L’ennesimo tentativo di truffa a noi segnalato da alcuni soci - che ringraziamo -  torna ad affliggere il settore a scadenze più o meno regolari. Già alcuni anni fa avevamo messo in guardia i soci attraverso articoli, newsletter e consulenze.
Ecco, per esempio, un caso emblematico, che avevamo reso noto come il caso di quelli che “Mangiano, stanno male e si fanno pagare”. Il meccanismo era questo. La truffa è stata perpetrata quattro volte in tre regioni diverse: in una valle del Bellinzonese, nella periferia di Locarno e a Lugano. Le modalità sono le stesse. Arriva un gruppo mai visto, mangia molto e beve molto, ordinando bottiglie da 150 franchi in su. Alla fine uno finge di stare male e pretende di non pagare e magari anche una "indennità" per chiudere la vicenda. Si tratta di gruppi tra tre e sei persone, che parlano italiano. Vere e proprie truffe con ricatto. Quello che non è chiaro è fino a che punto gli "altri invitati" sono consapevoli. Grazie a un esercente che non si è dato per vinto e ha subito allertato un avvocato si era addirittura risaliti alle foto di uno dei personaggi.

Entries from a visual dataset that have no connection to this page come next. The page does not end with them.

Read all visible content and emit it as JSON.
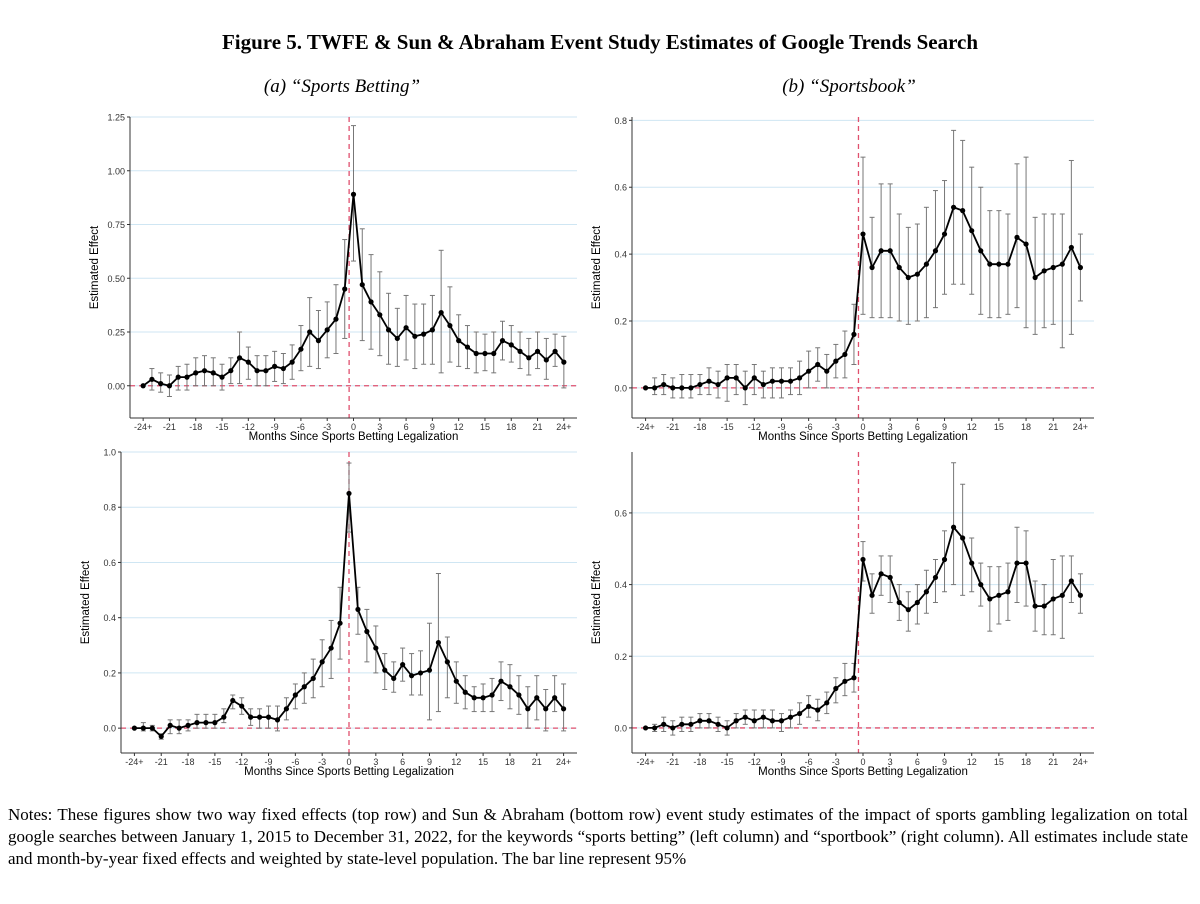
{
  "figure": {
    "title": "Figure 5. TWFE & Sun & Abraham Event Study Estimates of Google Trends Search",
    "panel_a_title": "(a) “Sports Betting”",
    "panel_b_title": "(b) “Sportsbook”"
  },
  "notes": "Notes: These figures show two way fixed effects (top row) and Sun & Abraham (bottom row) event study estimates of the impact of sports gambling legalization on total google searches between January 1, 2015 to December 31, 2022, for the keywords “sports betting” (left column) and “sportbook” (right column). All estimates include state and month-by-year fixed effects and weighted by state-level population. The bar line represent 95%",
  "chart_data": [
    {
      "id": "twfe-sports-betting",
      "type": "line",
      "title": "",
      "xlabel": "Months Since Sports Betting Legalization",
      "ylabel": "Estimated Effect",
      "xlim": [
        -25.5,
        25.5
      ],
      "ylim": [
        -0.15,
        1.25
      ],
      "yticks": [
        0.0,
        0.25,
        0.5,
        0.75,
        1.0,
        1.25
      ],
      "ytick_labels": [
        "0.00",
        "0.25",
        "0.50",
        "0.75",
        "1.00",
        "1.25"
      ],
      "xtick_positions": [
        -24,
        -21,
        -18,
        -15,
        -12,
        -9,
        -6,
        -3,
        0,
        3,
        6,
        9,
        12,
        15,
        18,
        21,
        24
      ],
      "xtick_labels": [
        "-24+",
        "-21",
        "-18",
        "-15",
        "-12",
        "-9",
        "-6",
        "-3",
        "0",
        "3",
        "6",
        "9",
        "12",
        "15",
        "18",
        "21",
        "24+"
      ],
      "reference_x": -0.5,
      "reference_y": 0,
      "x": [
        -24,
        -23,
        -22,
        -21,
        -20,
        -19,
        -18,
        -17,
        -16,
        -15,
        -14,
        -13,
        -12,
        -11,
        -10,
        -9,
        -8,
        -7,
        -6,
        -5,
        -4,
        -3,
        -2,
        -1,
        0,
        1,
        2,
        3,
        4,
        5,
        6,
        7,
        8,
        9,
        10,
        11,
        12,
        13,
        14,
        15,
        16,
        17,
        18,
        19,
        20,
        21,
        22,
        23,
        24
      ],
      "values": [
        0.0,
        0.03,
        0.01,
        0.0,
        0.04,
        0.04,
        0.06,
        0.07,
        0.06,
        0.04,
        0.07,
        0.13,
        0.11,
        0.07,
        0.07,
        0.09,
        0.08,
        0.11,
        0.17,
        0.25,
        0.21,
        0.26,
        0.31,
        0.45,
        0.89,
        0.47,
        0.39,
        0.33,
        0.26,
        0.22,
        0.27,
        0.23,
        0.24,
        0.26,
        0.34,
        0.28,
        0.21,
        0.18,
        0.15,
        0.15,
        0.15,
        0.21,
        0.19,
        0.16,
        0.13,
        0.16,
        0.12,
        0.16,
        0.11
      ],
      "ci_lower": [
        0.0,
        -0.02,
        -0.03,
        -0.05,
        -0.02,
        -0.02,
        0.0,
        0.0,
        0.0,
        -0.02,
        0.01,
        0.01,
        0.03,
        0.0,
        0.0,
        0.02,
        0.01,
        0.03,
        0.07,
        0.09,
        0.08,
        0.13,
        0.15,
        0.22,
        0.58,
        0.21,
        0.17,
        0.14,
        0.1,
        0.09,
        0.12,
        0.08,
        0.1,
        0.1,
        0.06,
        0.11,
        0.09,
        0.08,
        0.06,
        0.07,
        0.06,
        0.12,
        0.11,
        0.08,
        0.05,
        0.08,
        0.03,
        0.09,
        -0.01
      ],
      "ci_upper": [
        0.0,
        0.08,
        0.06,
        0.05,
        0.09,
        0.1,
        0.13,
        0.14,
        0.13,
        0.1,
        0.13,
        0.25,
        0.18,
        0.14,
        0.14,
        0.16,
        0.15,
        0.19,
        0.28,
        0.41,
        0.35,
        0.39,
        0.47,
        0.68,
        1.21,
        0.73,
        0.61,
        0.53,
        0.43,
        0.36,
        0.42,
        0.38,
        0.38,
        0.42,
        0.63,
        0.46,
        0.33,
        0.28,
        0.25,
        0.24,
        0.25,
        0.3,
        0.28,
        0.25,
        0.22,
        0.25,
        0.22,
        0.24,
        0.23
      ]
    },
    {
      "id": "twfe-sportsbook",
      "type": "line",
      "title": "",
      "xlabel": "Months Since Sports Betting Legalization",
      "ylabel": "Estimated Effect",
      "xlim": [
        -25.5,
        25.5
      ],
      "ylim": [
        -0.09,
        0.81
      ],
      "yticks": [
        0.0,
        0.2,
        0.4,
        0.6,
        0.8
      ],
      "ytick_labels": [
        "0.0",
        "0.2",
        "0.4",
        "0.6",
        "0.8"
      ],
      "xtick_positions": [
        -24,
        -21,
        -18,
        -15,
        -12,
        -9,
        -6,
        -3,
        0,
        3,
        6,
        9,
        12,
        15,
        18,
        21,
        24
      ],
      "xtick_labels": [
        "-24+",
        "-21",
        "-18",
        "-15",
        "-12",
        "-9",
        "-6",
        "-3",
        "0",
        "3",
        "6",
        "9",
        "12",
        "15",
        "18",
        "21",
        "24+"
      ],
      "reference_x": -0.5,
      "reference_y": 0,
      "x": [
        -24,
        -23,
        -22,
        -21,
        -20,
        -19,
        -18,
        -17,
        -16,
        -15,
        -14,
        -13,
        -12,
        -11,
        -10,
        -9,
        -8,
        -7,
        -6,
        -5,
        -4,
        -3,
        -2,
        -1,
        0,
        1,
        2,
        3,
        4,
        5,
        6,
        7,
        8,
        9,
        10,
        11,
        12,
        13,
        14,
        15,
        16,
        17,
        18,
        19,
        20,
        21,
        22,
        23,
        24
      ],
      "values": [
        0.0,
        0.0,
        0.01,
        0.0,
        0.0,
        0.0,
        0.01,
        0.02,
        0.01,
        0.03,
        0.03,
        0.0,
        0.03,
        0.01,
        0.02,
        0.02,
        0.02,
        0.03,
        0.05,
        0.07,
        0.05,
        0.08,
        0.1,
        0.16,
        0.46,
        0.36,
        0.41,
        0.41,
        0.36,
        0.33,
        0.34,
        0.37,
        0.41,
        0.46,
        0.54,
        0.53,
        0.47,
        0.41,
        0.37,
        0.37,
        0.37,
        0.45,
        0.43,
        0.33,
        0.35,
        0.36,
        0.37,
        0.42,
        0.36
      ],
      "ci_lower": [
        0.0,
        -0.02,
        -0.02,
        -0.03,
        -0.03,
        -0.03,
        -0.02,
        -0.02,
        -0.03,
        -0.04,
        -0.02,
        -0.05,
        -0.02,
        -0.03,
        -0.03,
        -0.03,
        -0.02,
        -0.02,
        0.0,
        0.02,
        0.0,
        0.03,
        0.03,
        0.07,
        0.22,
        0.21,
        0.21,
        0.21,
        0.2,
        0.19,
        0.2,
        0.21,
        0.24,
        0.28,
        0.31,
        0.31,
        0.28,
        0.22,
        0.21,
        0.21,
        0.22,
        0.24,
        0.18,
        0.16,
        0.18,
        0.19,
        0.12,
        0.16,
        0.26
      ],
      "ci_upper": [
        0.0,
        0.03,
        0.04,
        0.03,
        0.04,
        0.04,
        0.04,
        0.06,
        0.05,
        0.07,
        0.07,
        0.05,
        0.07,
        0.05,
        0.06,
        0.06,
        0.06,
        0.08,
        0.11,
        0.12,
        0.1,
        0.13,
        0.17,
        0.25,
        0.69,
        0.51,
        0.61,
        0.61,
        0.52,
        0.48,
        0.49,
        0.54,
        0.59,
        0.62,
        0.77,
        0.74,
        0.66,
        0.6,
        0.53,
        0.53,
        0.52,
        0.67,
        0.69,
        0.51,
        0.52,
        0.52,
        0.52,
        0.68,
        0.46
      ]
    },
    {
      "id": "sunab-sports-betting",
      "type": "line",
      "title": "",
      "xlabel": "Months Since Sports Betting Legalization",
      "ylabel": "Estimated Effect",
      "xlim": [
        -25.5,
        25.5
      ],
      "ylim": [
        -0.09,
        1.0
      ],
      "yticks": [
        0.0,
        0.2,
        0.4,
        0.6,
        0.8,
        1.0
      ],
      "ytick_labels": [
        "0.0",
        "0.2",
        "0.4",
        "0.6",
        "0.8",
        "1.0"
      ],
      "xtick_positions": [
        -24,
        -21,
        -18,
        -15,
        -12,
        -9,
        -6,
        -3,
        0,
        3,
        6,
        9,
        12,
        15,
        18,
        21,
        24
      ],
      "xtick_labels": [
        "-24+",
        "-21",
        "-18",
        "-15",
        "-12",
        "-9",
        "-6",
        "-3",
        "0",
        "3",
        "6",
        "9",
        "12",
        "15",
        "18",
        "21",
        "24+"
      ],
      "reference_x": 0,
      "reference_y": 0,
      "x": [
        -24,
        -23,
        -22,
        -21,
        -20,
        -19,
        -18,
        -17,
        -16,
        -15,
        -14,
        -13,
        -12,
        -11,
        -10,
        -9,
        -8,
        -7,
        -6,
        -5,
        -4,
        -3,
        -2,
        -1,
        0,
        1,
        2,
        3,
        4,
        5,
        6,
        7,
        8,
        9,
        10,
        11,
        12,
        13,
        14,
        15,
        16,
        17,
        18,
        19,
        20,
        21,
        22,
        23,
        24
      ],
      "values": [
        0.0,
        0.0,
        0.0,
        -0.03,
        0.01,
        0.0,
        0.01,
        0.02,
        0.02,
        0.02,
        0.04,
        0.1,
        0.08,
        0.04,
        0.04,
        0.04,
        0.03,
        0.07,
        0.12,
        0.15,
        0.18,
        0.24,
        0.29,
        0.38,
        0.85,
        0.43,
        0.35,
        0.29,
        0.21,
        0.18,
        0.23,
        0.19,
        0.2,
        0.21,
        0.31,
        0.24,
        0.17,
        0.13,
        0.11,
        0.11,
        0.12,
        0.17,
        0.15,
        0.12,
        0.07,
        0.11,
        0.07,
        0.11,
        0.07
      ],
      "ci_lower": [
        0.0,
        -0.01,
        -0.01,
        -0.04,
        -0.02,
        -0.02,
        -0.01,
        0.0,
        0.0,
        0.0,
        0.02,
        0.07,
        0.05,
        0.01,
        0.0,
        0.0,
        -0.01,
        0.03,
        0.07,
        0.09,
        0.11,
        0.15,
        0.18,
        0.25,
        0.71,
        0.34,
        0.24,
        0.2,
        0.14,
        0.13,
        0.17,
        0.12,
        0.12,
        0.03,
        0.06,
        0.11,
        0.09,
        0.07,
        0.06,
        0.06,
        0.06,
        0.1,
        0.07,
        0.05,
        0.0,
        0.03,
        -0.01,
        0.06,
        -0.01
      ],
      "ci_upper": [
        0.0,
        0.02,
        0.01,
        -0.02,
        0.03,
        0.03,
        0.03,
        0.05,
        0.05,
        0.05,
        0.07,
        0.12,
        0.11,
        0.07,
        0.07,
        0.08,
        0.08,
        0.11,
        0.16,
        0.2,
        0.25,
        0.32,
        0.39,
        0.51,
        0.96,
        0.51,
        0.43,
        0.37,
        0.27,
        0.24,
        0.29,
        0.27,
        0.28,
        0.38,
        0.56,
        0.33,
        0.24,
        0.19,
        0.15,
        0.16,
        0.18,
        0.24,
        0.23,
        0.19,
        0.15,
        0.19,
        0.14,
        0.19,
        0.16
      ]
    },
    {
      "id": "sunab-sportsbook",
      "type": "line",
      "title": "",
      "xlabel": "Months Since Sports Betting Legalization",
      "ylabel": "Estimated Effect",
      "xlim": [
        -25.5,
        25.5
      ],
      "ylim": [
        -0.07,
        0.77
      ],
      "yticks": [
        0.0,
        0.2,
        0.4,
        0.6
      ],
      "ytick_labels": [
        "0.0",
        "0.2",
        "0.4",
        "0.6"
      ],
      "xtick_positions": [
        -24,
        -21,
        -18,
        -15,
        -12,
        -9,
        -6,
        -3,
        0,
        3,
        6,
        9,
        12,
        15,
        18,
        21,
        24
      ],
      "xtick_labels": [
        "-24+",
        "-21",
        "-18",
        "-15",
        "-12",
        "-9",
        "-6",
        "-3",
        "0",
        "3",
        "6",
        "9",
        "12",
        "15",
        "18",
        "21",
        "24+"
      ],
      "reference_x": -0.5,
      "reference_y": 0,
      "x": [
        -24,
        -23,
        -22,
        -21,
        -20,
        -19,
        -18,
        -17,
        -16,
        -15,
        -14,
        -13,
        -12,
        -11,
        -10,
        -9,
        -8,
        -7,
        -6,
        -5,
        -4,
        -3,
        -2,
        -1,
        0,
        1,
        2,
        3,
        4,
        5,
        6,
        7,
        8,
        9,
        10,
        11,
        12,
        13,
        14,
        15,
        16,
        17,
        18,
        19,
        20,
        21,
        22,
        23,
        24
      ],
      "values": [
        0.0,
        0.0,
        0.01,
        0.0,
        0.01,
        0.01,
        0.02,
        0.02,
        0.01,
        0.0,
        0.02,
        0.03,
        0.02,
        0.03,
        0.02,
        0.02,
        0.03,
        0.04,
        0.06,
        0.05,
        0.07,
        0.11,
        0.13,
        0.14,
        0.47,
        0.37,
        0.43,
        0.42,
        0.35,
        0.33,
        0.35,
        0.38,
        0.42,
        0.47,
        0.56,
        0.53,
        0.46,
        0.4,
        0.36,
        0.37,
        0.38,
        0.46,
        0.46,
        0.34,
        0.34,
        0.36,
        0.37,
        0.41,
        0.37
      ],
      "ci_lower": [
        0.0,
        -0.01,
        -0.01,
        -0.02,
        -0.01,
        -0.01,
        0.0,
        0.0,
        -0.01,
        -0.02,
        0.0,
        0.01,
        0.0,
        0.0,
        0.0,
        -0.01,
        0.0,
        0.01,
        0.03,
        0.02,
        0.04,
        0.07,
        0.09,
        0.1,
        0.41,
        0.32,
        0.37,
        0.35,
        0.3,
        0.27,
        0.29,
        0.32,
        0.35,
        0.38,
        0.4,
        0.37,
        0.38,
        0.34,
        0.27,
        0.29,
        0.3,
        0.35,
        0.34,
        0.27,
        0.26,
        0.26,
        0.25,
        0.35,
        0.32
      ],
      "ci_upper": [
        0.0,
        0.01,
        0.03,
        0.02,
        0.03,
        0.03,
        0.04,
        0.04,
        0.03,
        0.02,
        0.04,
        0.05,
        0.05,
        0.05,
        0.05,
        0.04,
        0.05,
        0.07,
        0.09,
        0.08,
        0.1,
        0.14,
        0.18,
        0.18,
        0.52,
        0.43,
        0.48,
        0.48,
        0.4,
        0.38,
        0.4,
        0.44,
        0.47,
        0.55,
        0.74,
        0.68,
        0.53,
        0.46,
        0.45,
        0.45,
        0.46,
        0.56,
        0.55,
        0.41,
        0.4,
        0.47,
        0.48,
        0.48,
        0.43
      ]
    }
  ]
}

Ai tempi il nostro intervento sui media aveva permesso di far cessare il fenomeno. Ma ora la cosa si sta ripetendo. Alcuni esercenti hanno ricevuto una e-mail in tedesco che più o meno dice che la sorella aveva cenato in quel ristorante e aveva avuto seri problemi di salute (stomaco) e che a causa di vomito e diarrea, era stata ricoverata in ospedale durante la notte. Dopo l'esame, il medico avrebbe diagnosticato un’intossicazione alimentare (colibatteri). E da qui la lamentela sull’igiene del ristorante e la promessa di fargli causa in Tribunale.
Già l’e-mail arriva con un indirizzo strano, se poi si risponde e si chiedono spiegazioni, arriva un link: da non aprire! Se si rimanda un altro messaggio chiedendo quanto segue, allora non si ricevono risposte:

• Nome della sorella (nel caso segnalato era la sorella, ma poteva essere un altro membro del gruppo)
• Data della cena nel locale
• Cosa ha mangiato la sorella nel locale?
• Cosa hanno mangiato gli altri membri del gruppo nel locale?
• Sua sorella ha un'intolleranza alimentare?
• Chi ha portato sua sorella in ospedale?
• Data e ora di ammissione all'ospedale
• Dati dell'ospedale (città, nome, numero di telefono)
• Nome del medico curante
• Copia del rapporto medico

Il consiglio è di contattare il nostro Ufficio Giuridico o le autorità competenti.